Once you have this I think it will become secondary if the data is stored in MySQL or not.
I think speed is not the main issue here. The main issue is how to use the features to get the results you want.
If you want to categorize the images (e. g. person, car, house, cat), then the Pyramid Match kernel is definitely worth looking at. It is actually a histogram of the local feature descriptors, so there is no need to compare individual features to each other. There is also a class of algorithms known as the "bag of words", which try to cluster the local features to form a "visual vocabulary". Again, in this case once you have your "visual words" you do not need to compute distances between all pairs of SIFT descriptors, but instead determine which cluster each feature belongs to. On the other hand, if you want to get point correspondences between pairs of images, such as to decide whether one image is contained in another, or to compute the transformation between the images, then you do need to find the exact nearest neighbors.
Also, there are local features other than SIFT. For example SURF are features similar to SIFT, but they are faster to extract, and they have been shown to perform better for certain tasks.

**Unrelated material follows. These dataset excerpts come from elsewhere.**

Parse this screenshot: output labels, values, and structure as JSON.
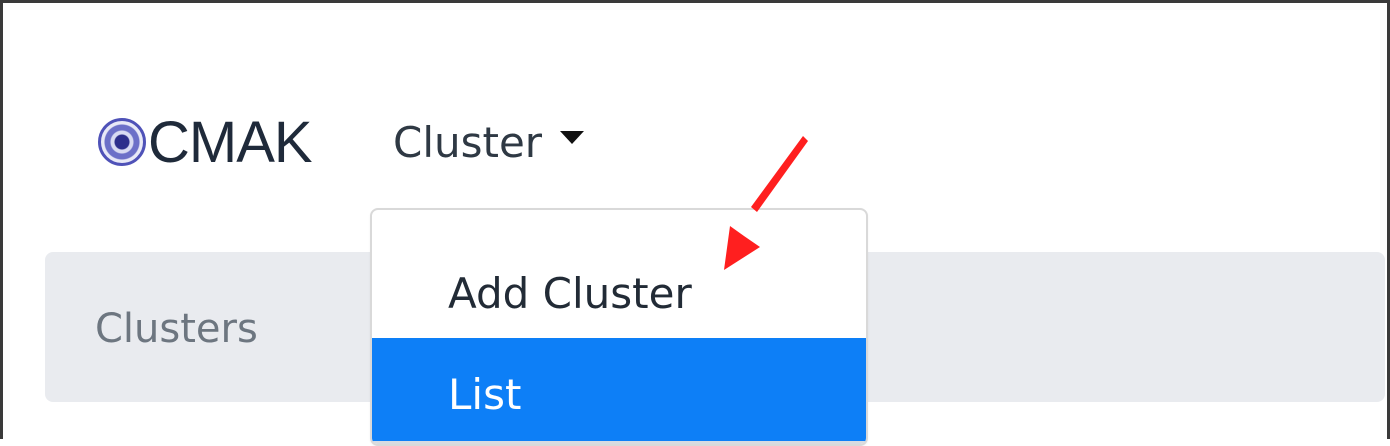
{
  "brand": {
    "name": "CMAK",
    "logo_icon": "target-icon"
  },
  "navbar": {
    "cluster_label": "Cluster",
    "caret_icon": "caret-down-icon"
  },
  "breadcrumb": {
    "label": "Clusters"
  },
  "dropdown": {
    "items": [
      {
        "label": "Add Cluster",
        "active": false
      },
      {
        "label": "List",
        "active": true
      }
    ]
  },
  "annotation": {
    "arrow_icon": "red-arrow-icon",
    "target": "Add Cluster",
    "color": "#ff1f1f"
  },
  "colors": {
    "active_item": "#0d7ff7",
    "breadcrumb_bg": "#e9ebef",
    "brand_text": "#1f2a3a"
  }
}
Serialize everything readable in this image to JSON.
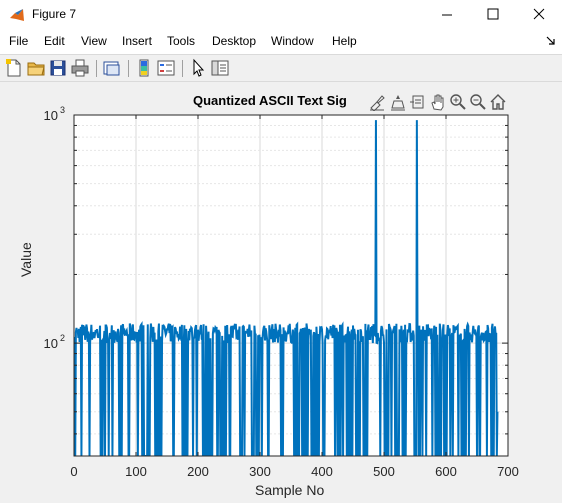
{
  "window": {
    "title": "Figure 7",
    "controls": [
      "minimize",
      "maximize",
      "close"
    ]
  },
  "menu": {
    "items": [
      "File",
      "Edit",
      "View",
      "Insert",
      "Tools",
      "Desktop",
      "Window",
      "Help"
    ]
  },
  "toolbar": {
    "icons": [
      "new-figure-icon",
      "open-file-icon",
      "save-icon",
      "print-icon",
      "link-plot-icon",
      "insert-colorbar-icon",
      "insert-legend-icon",
      "edit-plot-icon",
      "property-inspector-icon"
    ]
  },
  "axes_toolbar": {
    "icons": [
      "brush-icon",
      "data-tips-icon",
      "export-icon",
      "pan-icon",
      "zoom-in-icon",
      "zoom-out-icon",
      "home-icon"
    ]
  },
  "chart_data": {
    "type": "line",
    "title": "Quantized ASCII Text Sig",
    "xlabel": "Sample No",
    "ylabel": "Value",
    "xlim": [
      0,
      700
    ],
    "ylim": [
      32,
      1000
    ],
    "yscale": "log",
    "xticks": [
      0,
      100,
      200,
      300,
      400,
      500,
      600,
      700
    ],
    "xtick_labels": [
      "0",
      "100",
      "200",
      "300",
      "400",
      "500",
      "600",
      "700"
    ],
    "yticks": [
      100,
      1000
    ],
    "ytick_labels": [
      {
        "base": "10",
        "exp": "2"
      },
      {
        "base": "10",
        "exp": "3"
      }
    ],
    "grid": true,
    "line_color": "#0072BD",
    "series": [
      {
        "spikes": [
          {
            "x": 487,
            "y": 950
          },
          {
            "x": 553,
            "y": 950
          }
        ],
        "n_samples": 684,
        "typical_high_range": [
          100,
          122
        ],
        "typical_low": 32,
        "last_value": 50
      }
    ]
  }
}
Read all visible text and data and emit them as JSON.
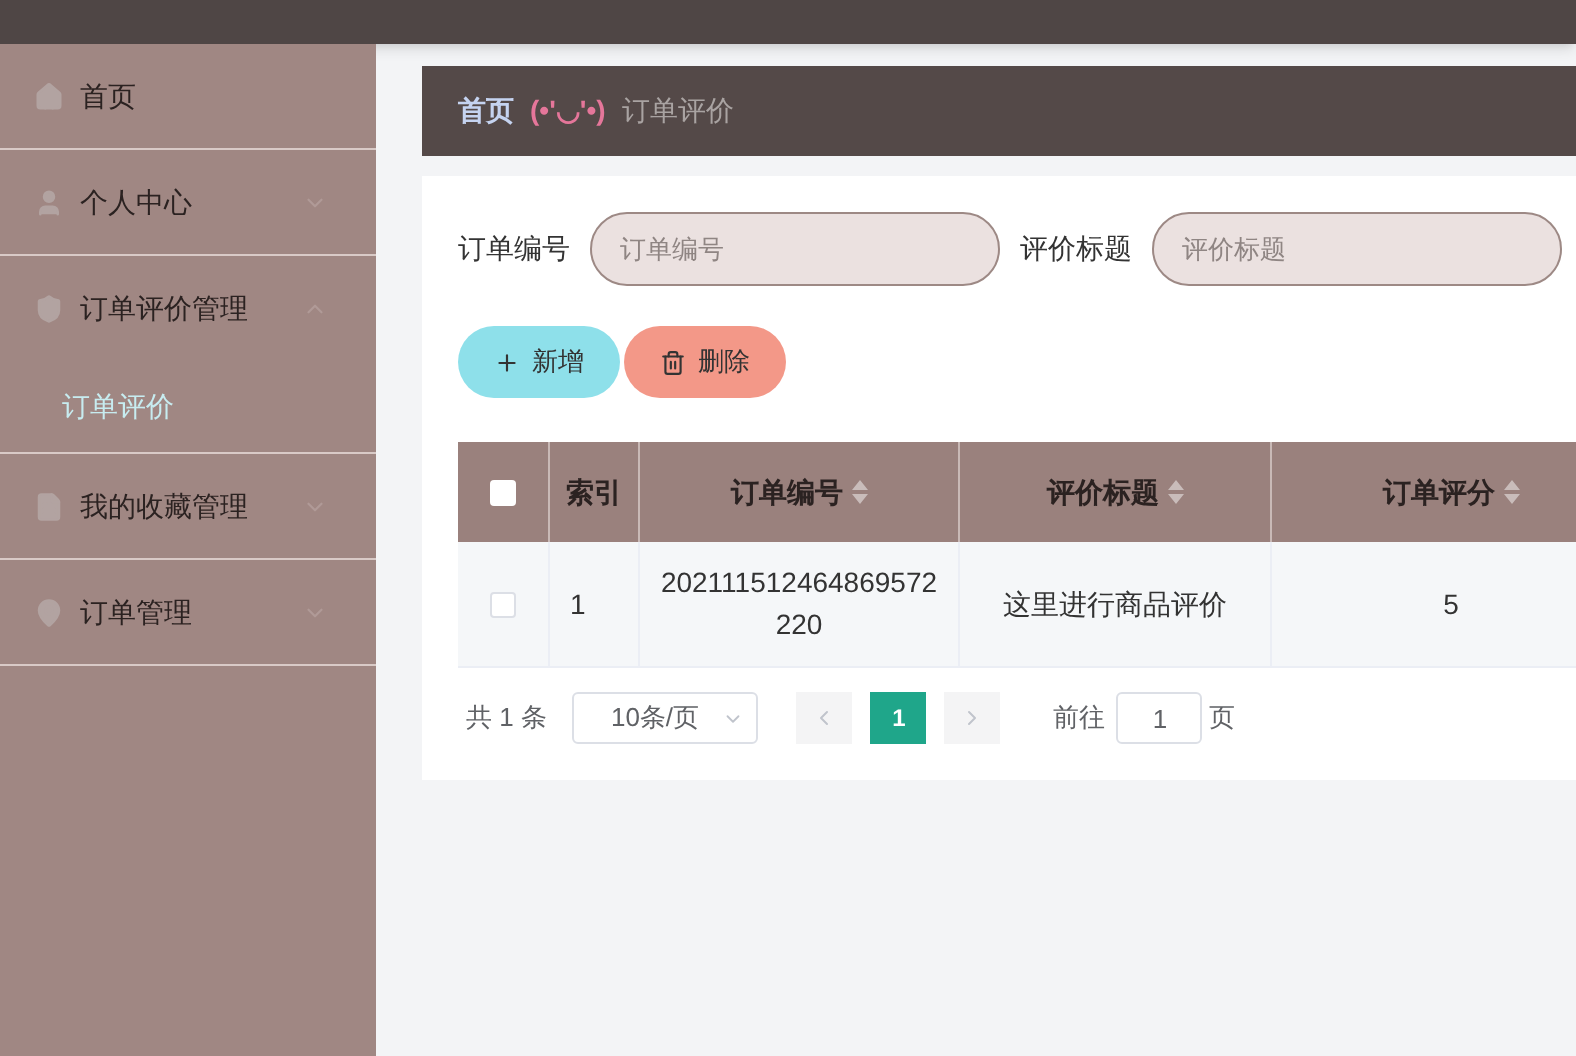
{
  "sidebar": {
    "items": [
      {
        "label": "首页",
        "expandable": false
      },
      {
        "label": "个人中心",
        "expandable": true,
        "expanded": false
      },
      {
        "label": "订单评价管理",
        "expandable": true,
        "expanded": true,
        "children": [
          {
            "label": "订单评价",
            "selected": true
          }
        ]
      },
      {
        "label": "我的收藏管理",
        "expandable": true,
        "expanded": false
      },
      {
        "label": "订单管理",
        "expandable": true,
        "expanded": false
      }
    ]
  },
  "breadcrumb": {
    "home": "首页",
    "separator": "(•'◡'•)",
    "current": "订单评价"
  },
  "search": [
    {
      "label": "订单编号",
      "placeholder": "订单编号"
    },
    {
      "label": "评价标题",
      "placeholder": "评价标题"
    }
  ],
  "buttons": [
    {
      "kind": "add",
      "label": "新增"
    },
    {
      "kind": "delete",
      "label": "删除"
    }
  ],
  "table": {
    "all_checked": false,
    "columns": [
      {
        "label": "索引",
        "sortable": false
      },
      {
        "label": "订单编号",
        "sortable": true
      },
      {
        "label": "评价标题",
        "sortable": true
      },
      {
        "label": "订单评分",
        "sortable": true
      }
    ],
    "rows": [
      {
        "checked": false,
        "cells": [
          "1",
          "202111512464869572220",
          "这里进行商品评价",
          "5"
        ]
      }
    ]
  },
  "pagination": {
    "total": "共 1 条",
    "page_size": "10条/页",
    "pages": [
      {
        "label": "1",
        "selected": true
      }
    ],
    "goto_label": "前往",
    "goto_value": "1",
    "page_suffix": "页"
  }
}
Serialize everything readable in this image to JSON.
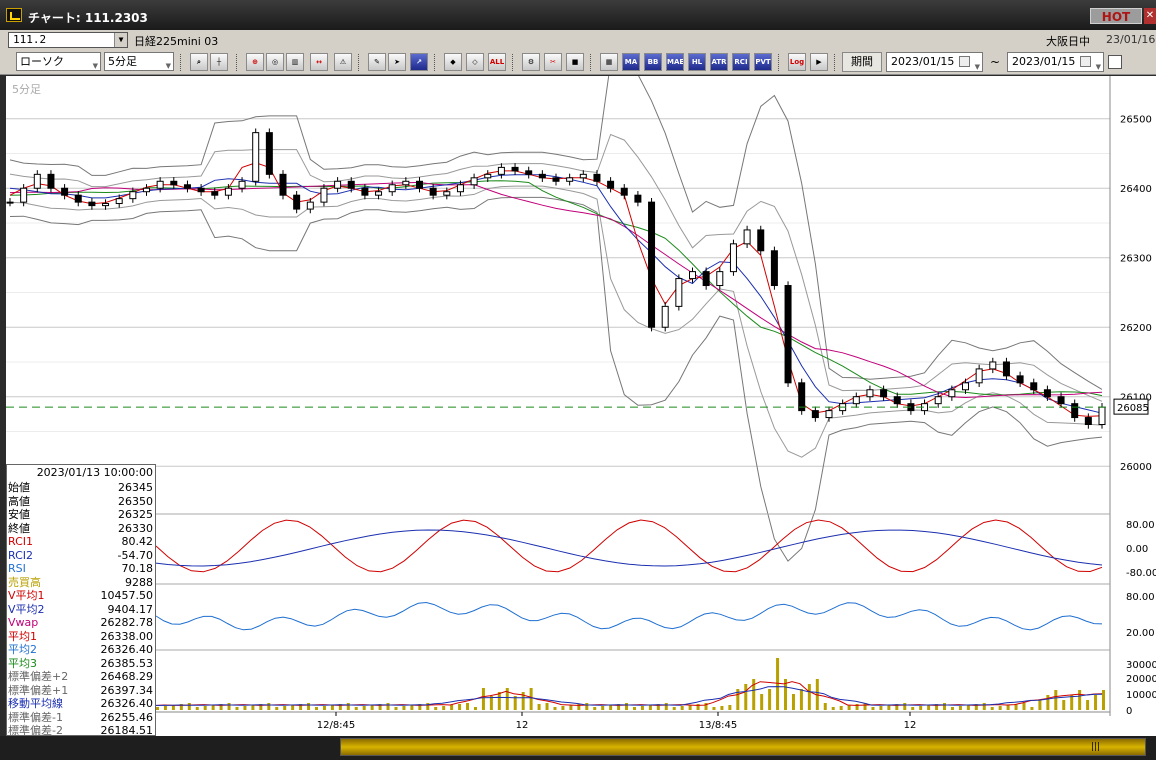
{
  "window": {
    "title": "チャート: 111.2303",
    "hot": "HOT"
  },
  "header": {
    "symbol_code": "111.2",
    "symbol_name": "日経225mini 03",
    "market": "大阪日中",
    "date": "23/01/16"
  },
  "toolbar": {
    "chart_type": "ローソク",
    "interval": "5分足",
    "period_label": "期間",
    "date_from": "2023/01/15",
    "date_to": "2023/01/15",
    "tilde": "~",
    "buttons": [
      "MA",
      "BB",
      "MAE",
      "HL",
      "ATR",
      "RCI",
      "PVT",
      "ALL",
      "Log"
    ]
  },
  "chart": {
    "timeframe_label": "5分足",
    "current_price_label": "26085",
    "y_ticks": [
      "26500",
      "26400",
      "26300",
      "26200",
      "26100",
      "26000"
    ],
    "rsi_ticks": [
      "80.00",
      "0.00",
      "-80.00"
    ],
    "rci_ticks": [
      "80.00",
      "20.00"
    ],
    "volume_ticks": [
      "30000",
      "20000",
      "10000",
      "0"
    ],
    "x_ticks": [
      "12/8:45",
      "12",
      "13/8:45",
      "12"
    ]
  },
  "data_panel": {
    "datetime": "2023/01/13 10:00:00",
    "rows": [
      {
        "label": "始値",
        "value": "26345",
        "color": "#000000"
      },
      {
        "label": "高値",
        "value": "26350",
        "color": "#000000"
      },
      {
        "label": "安値",
        "value": "26325",
        "color": "#000000"
      },
      {
        "label": "終値",
        "value": "26330",
        "color": "#000000"
      },
      {
        "label": "RCI1",
        "value": "80.42",
        "color": "#d00000"
      },
      {
        "label": "RCI2",
        "value": "-54.70",
        "color": "#1b2fb0"
      },
      {
        "label": "RSI",
        "value": "70.18",
        "color": "#1f6fd0"
      },
      {
        "label": "売買高",
        "value": "9288",
        "color": "#b8a000"
      },
      {
        "label": "V平均1",
        "value": "10457.50",
        "color": "#d00000"
      },
      {
        "label": "V平均2",
        "value": "9404.17",
        "color": "#1b2fb0"
      },
      {
        "label": "Vwap",
        "value": "26282.78",
        "color": "#c0007a"
      },
      {
        "label": "平均1",
        "value": "26338.00",
        "color": "#d00000"
      },
      {
        "label": "平均2",
        "value": "26326.40",
        "color": "#1f6fd0"
      },
      {
        "label": "平均3",
        "value": "26385.53",
        "color": "#1b8a1b"
      },
      {
        "label": "標準偏差+2",
        "value": "26468.29",
        "color": "#666666"
      },
      {
        "label": "標準偏差+1",
        "value": "26397.34",
        "color": "#666666"
      },
      {
        "label": "移動平均線",
        "value": "26326.40",
        "color": "#1b2fb0"
      },
      {
        "label": "標準偏差-1",
        "value": "26255.46",
        "color": "#666666"
      },
      {
        "label": "標準偏差-2",
        "value": "26184.51",
        "color": "#666666"
      }
    ]
  },
  "colors": {
    "candle": "#000000",
    "ma_fast": "#d00000",
    "ma_mid": "#1b2fb0",
    "ma_slow": "#1b8a1b",
    "vwap": "#c0007a",
    "bollinger": "#555555",
    "price_line": "#1b8a1b",
    "volume": "#b8a000"
  },
  "icons": [
    "zoom-icon",
    "crosshair-icon",
    "trend-icon",
    "cursor-icon",
    "pencil-icon",
    "gear-icon",
    "palette-icon"
  ],
  "chart_data": {
    "type": "line",
    "price_range": [
      25960,
      26550
    ],
    "current_price": 26085,
    "price_series": [
      26380,
      26400,
      26420,
      26400,
      26390,
      26380,
      26375,
      26378,
      26385,
      26395,
      26400,
      26410,
      26405,
      26400,
      26395,
      26390,
      26400,
      26410,
      26480,
      26420,
      26390,
      26370,
      26380,
      26400,
      26410,
      26400,
      26390,
      26395,
      26405,
      26410,
      26400,
      26390,
      26395,
      26405,
      26415,
      26420,
      26430,
      26425,
      26420,
      26415,
      26410,
      26415,
      26420,
      26410,
      26400,
      26390,
      26380,
      26200,
      26230,
      26270,
      26280,
      26260,
      26280,
      26320,
      26340,
      26310,
      26260,
      26120,
      26080,
      26070,
      26080,
      26090,
      26100,
      26110,
      26100,
      26090,
      26080,
      26090,
      26100,
      26110,
      26120,
      26140,
      26150,
      26130,
      26120,
      26110,
      26100,
      26090,
      26070,
      26060,
      26085
    ]
  }
}
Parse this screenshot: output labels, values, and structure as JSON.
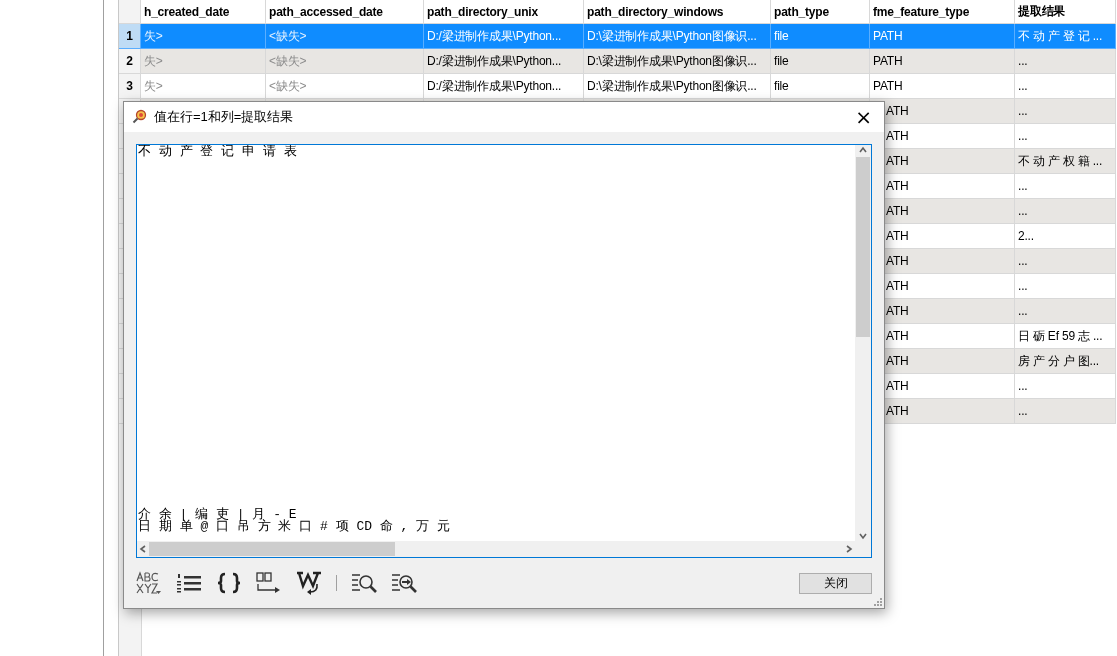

If all you want to do is to find duplicates, you can speed up your search considerably by using a global image descriptor, such as a color histogram, to prune out images that are obviously different. Comparing two color histograms is orders of magnitude faster than comparing two sets each containing hundreds of SIFT features. You can create a short list of candidates using color histograms, and then refine your search using SIFT.
I have some tools in python you can play with here . Basically its a package that uses SIFT transformed vectors, and then computes a nearest lattice hashing of each 128d sift vector. The hashing is the important part, as it is locality sensitive, simply meaning that vectors near in R^n space result in equivalent hash collision probabilities. The work I provide is an extension of Andoni that provides a query adaptive heuristic for pruning the LSH exact search lists, as well as an optimized CUDA implementation of the hashing function. I also have a small app that does image database search with nice visual feedback, all under bsd (exception is SIFT which has some additional restrictions).